Seçimlerin ardından iktidarını koruyan saray, hem sokakta hem yükselen tarikatlaşma, gericileşme ile gücünü tahkim etme çabasında. Neredeyse Gezi direnişinden bu yana sürekli sandıkta zaferi işaret eden muhalefet biçimi ise seçimlerle iflas etti, masada başlayan koltuk krizleri parlamentoya sirayet etti. Yukarıdan aşağı inşa edilen gerici-neoliberal rejime direnç gösteren fakat verili muhalefet biçimlerini kabul etmeyen toplum kesimlerini, kendi gücüyle birleşerek büyütecek yeni bir siyaset ihtiyacı gün geçtikçe daha çok kendini gösteriyor.
Mustafa Sönmez, Cangül Örnek, Önder İşleyen ve Bülent Forta’ya dış politikada, ekonomide, rejimin gelişiminde ve muhalefette 2024’ün getireceklerini sorduk. Orta doğuda süregiden savaş ve çatışmalar içerisinde Türkiye’nin geleceği ve emperyalizm ile saray arasındaki ilişkiyi, Şimşek’in kemer sıkma politikaları karşısında yerel seçim dinamiğini, 2023 seçim yenilgisi sonrası muhalefetin durumunu, tarikatlaşma ekseninde rejimin dönüşümünü konuştuk.
***
Ekonomiyi seçim sonuçları belirleyecek
“2024 yılı ekonomi politikalarını mart seçimleri belirleyecek. Şimşek’in planı sıkılaşmaya gitmek, döviz fiyatlarını serbestleştirmek, ekonomiyi soğutmak, bu şekilde enflasyonu yavaş yavaş düşürerek yılı yüzde 35 enflasyon ile kapatmak. Şimdi Şimşek’in hesabı ile Erdoğan’ın hesabı birbirine uyacak mı bunu gösterecek bu yıl. ”
Türkiye’yi 2024’te ekonomik olarak nasıl bir yıl bekliyor, Şimşek’in kemer sıkma politikaları söylendiği gibi seçimlerden sonra mı belirleyici olacak?

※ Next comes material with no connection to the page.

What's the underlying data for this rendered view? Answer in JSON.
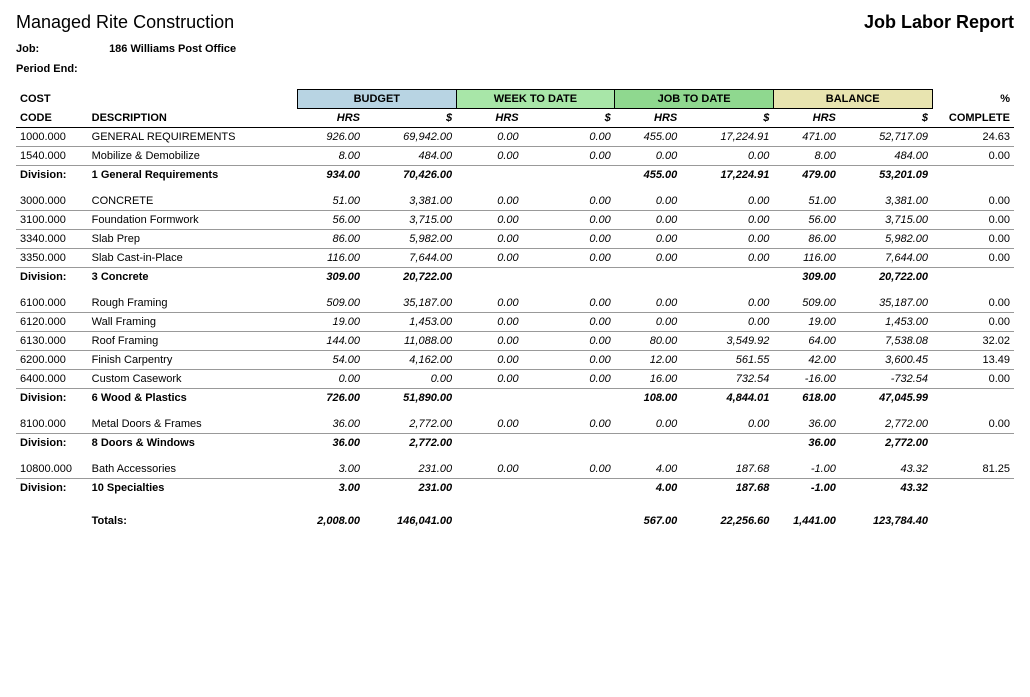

Mustafa Sönmez: 2024, 2023’ün enkazını devralacak. Bunda tabii seçim sonrasında Şimşek’in rasyonel politikalar diye adlandırdığı tercih de etkili olacak. Bugüne dek seçime odaklı, seçim kazanmak için her türlü dengeyi bozmayı göze alan politikalar kullanıldı, bunun bedelleri kabul edildi. Şimdi bu enkazı kaldırabilmek için dışarıdan kaynak, kredi sağlamaları gerekiyor. Rasyonel politika diye bahsedilen bu, dış kaynak için makul bir noktaya geçmek. Bir de tabii faizleri yükseltmek, dövizi serbest bırakmak, bunlara yönelik adımlar atıldı ama tam da gereği yapılamadı çünkü 31 Mart seçimleri Erdoğan açısından önemli. Böyle bir geçiş tam olarak sağlanmadı o yüzden. Bütçe maliye politikalarında esas değişim henüz yaşanmadı.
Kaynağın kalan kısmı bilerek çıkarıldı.